2) High customer stickiness
The company is engaged in the supply chain integration service business, which not only includes control over the supply chain, but also services to customers. Exported goods are not purely cost-plus, but also include services. When the cooperation enters a stable stage, the suppliers will not be replaced at will.
3) High efficiency, the delivery period of the clothing business is more than 30 days, the speed is leading
4) The company adopts the method of first picking up and then paying for the upstream manufacturers, which is in a strong position and takes up less capital.
5) Compared with Li & Fung, Li & Fung is biased towards the front end. The company is biased towards the back end. The company may infiltrate the front end properly in the future, avoiding the decline in performance caused by Lifeng's poor production at the front end.
5. Drivers of future profitability improvement The increase in profit margin comes from the scale effect brought by the increase in order size and the cost is reduced.

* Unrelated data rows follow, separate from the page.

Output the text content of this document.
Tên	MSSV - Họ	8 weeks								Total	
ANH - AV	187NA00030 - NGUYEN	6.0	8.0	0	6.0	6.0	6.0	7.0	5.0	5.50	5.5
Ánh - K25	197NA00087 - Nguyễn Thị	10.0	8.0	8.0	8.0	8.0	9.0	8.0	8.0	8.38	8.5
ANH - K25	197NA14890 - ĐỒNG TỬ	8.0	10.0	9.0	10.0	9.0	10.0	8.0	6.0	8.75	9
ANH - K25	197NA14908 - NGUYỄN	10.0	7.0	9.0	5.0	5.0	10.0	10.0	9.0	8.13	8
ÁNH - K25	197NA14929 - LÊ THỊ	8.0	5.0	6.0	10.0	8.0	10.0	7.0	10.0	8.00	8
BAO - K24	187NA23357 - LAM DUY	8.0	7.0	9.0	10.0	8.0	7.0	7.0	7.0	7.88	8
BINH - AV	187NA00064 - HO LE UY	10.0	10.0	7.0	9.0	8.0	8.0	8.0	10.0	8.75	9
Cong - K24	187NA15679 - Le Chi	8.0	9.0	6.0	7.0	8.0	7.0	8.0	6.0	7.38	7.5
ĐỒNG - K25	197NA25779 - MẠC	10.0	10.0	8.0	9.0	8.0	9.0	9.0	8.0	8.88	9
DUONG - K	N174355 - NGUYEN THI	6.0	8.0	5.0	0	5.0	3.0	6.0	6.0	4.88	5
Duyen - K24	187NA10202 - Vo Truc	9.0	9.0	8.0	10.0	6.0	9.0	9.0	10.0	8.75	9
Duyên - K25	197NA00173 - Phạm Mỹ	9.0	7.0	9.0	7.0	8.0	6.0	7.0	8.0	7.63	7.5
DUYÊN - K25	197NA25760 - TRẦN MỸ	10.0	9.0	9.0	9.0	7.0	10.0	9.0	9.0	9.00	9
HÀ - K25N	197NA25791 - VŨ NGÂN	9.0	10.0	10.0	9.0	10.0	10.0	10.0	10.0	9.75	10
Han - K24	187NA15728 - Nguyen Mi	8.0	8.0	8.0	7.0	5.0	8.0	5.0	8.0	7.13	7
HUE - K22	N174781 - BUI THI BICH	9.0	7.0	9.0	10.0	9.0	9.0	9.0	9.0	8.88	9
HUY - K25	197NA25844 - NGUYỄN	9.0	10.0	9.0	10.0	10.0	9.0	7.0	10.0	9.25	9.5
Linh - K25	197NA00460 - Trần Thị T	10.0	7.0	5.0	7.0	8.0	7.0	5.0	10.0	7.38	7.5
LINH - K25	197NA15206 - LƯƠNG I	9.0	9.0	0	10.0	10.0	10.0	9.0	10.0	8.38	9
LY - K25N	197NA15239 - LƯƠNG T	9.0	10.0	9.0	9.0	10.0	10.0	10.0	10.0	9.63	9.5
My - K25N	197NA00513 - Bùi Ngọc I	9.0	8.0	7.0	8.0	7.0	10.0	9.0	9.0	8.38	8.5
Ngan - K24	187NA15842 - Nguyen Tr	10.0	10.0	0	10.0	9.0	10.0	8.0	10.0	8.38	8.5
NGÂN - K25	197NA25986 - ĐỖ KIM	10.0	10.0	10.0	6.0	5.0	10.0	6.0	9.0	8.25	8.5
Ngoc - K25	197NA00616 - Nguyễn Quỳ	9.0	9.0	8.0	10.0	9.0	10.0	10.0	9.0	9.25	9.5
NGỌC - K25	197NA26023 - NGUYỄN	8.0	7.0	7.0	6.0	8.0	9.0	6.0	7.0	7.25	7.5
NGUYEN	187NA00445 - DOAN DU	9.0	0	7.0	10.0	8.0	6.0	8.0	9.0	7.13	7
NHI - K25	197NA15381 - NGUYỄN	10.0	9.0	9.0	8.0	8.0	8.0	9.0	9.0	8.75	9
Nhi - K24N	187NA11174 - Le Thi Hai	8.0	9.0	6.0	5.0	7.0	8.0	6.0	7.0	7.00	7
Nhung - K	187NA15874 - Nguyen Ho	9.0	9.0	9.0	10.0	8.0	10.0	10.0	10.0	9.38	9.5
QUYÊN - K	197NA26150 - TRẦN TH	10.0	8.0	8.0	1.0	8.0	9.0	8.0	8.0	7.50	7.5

As well as the optimization of customer structure, the elimination of low-end customers, and the increase in the overall order price brought by the proportion of brand customers.
1) Judgment on gross profit margin: As the number of brand customers connected to the company increases, the amount of single customer orders increases, the bargaining power increases, and the transmission capacity of raw material price fluctuations will increase. And as the size of the order increases, the company can reduce the procurement cost of raw materials through scale advantages. Therefore, we judge that the gross profit margin of Huasheng Industrial will show a gradual growth trend in the future, but there is no possibility of huge profits in the foreign trade business. The industry's general gross profit margin is between 10% and 15%.
2) Judging the expense ratio: The three expense ratios will show a downward trend in the long run: the marketing expense ratio will decline with the expansion of business scale and the increase of popularity; the management expense ratio will remain unchanged for the time being; The rate will also be strong with the company's position in the industrial chain. For example, for the manufacturer, the delivery will be paid first; for the brand, the payment will be provided first, and the advantage of this capital will gradually appear.
3) The net profit margin will show a slight increase trend, and this year is expected to reach a 4% net profit margin.